Pembina recorded a fourth-quarter 2020 loss of $1.2 billion and a loss for the full year of $316 million compared with earnings of $150 million and $1.5 billion, respectively, in the same periods in the prior year.

The US Federal Energy Regulatory Commission (FERC) in March 2020 approved Jordan Cove and the associated 229-mile Pacific Connector gas pipeline. A series of lawsuits followed, with a US Appeals Court later in the year denying a request that FERC approval be vacated pending resolution of the legal actions (OGJ Online, Oct. 12, 2020).

Jordan Cove would be the first US west coast LNG plant and would have advantaged access to Asian markets.

CKPC includes a proposed 550,000-tpy integrated propane dehydrogenation and polypropylene complex in Sturgeon County, Alta.

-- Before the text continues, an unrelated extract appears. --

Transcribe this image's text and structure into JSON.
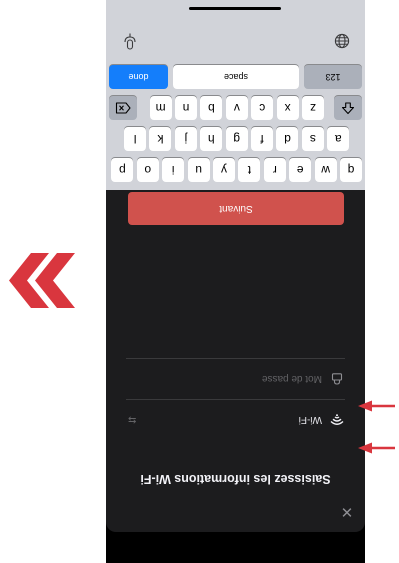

Pembina in March 2020 deferred capital expenditures on the complex and in December suspended the project indefinitely.

Ruby is a 680-mile, 42-in. OD natural gas pipeline that entered service in 2011, designed to transport as much as 1.5 bcfd from Opal hub in Wyoming to Malin hub in Oregon.

In August 2020, Moody’s downgraded Ruby Pipeline LLC due to increasing 2021 re-contracting risk in a weak natural gas pricing and volume environment. Moody’s said at the time that “if Ruby executes firm transportation contracts from the larger producers in the Rocky Mountains, it would likely be at reduced rates as Canadian natural gas remains competitive.” Fitch Rating described Ruby’s utilization as roughly 50% in October 2018. Ruby is jointly owned by Pembina and Kinder Morgan Inc.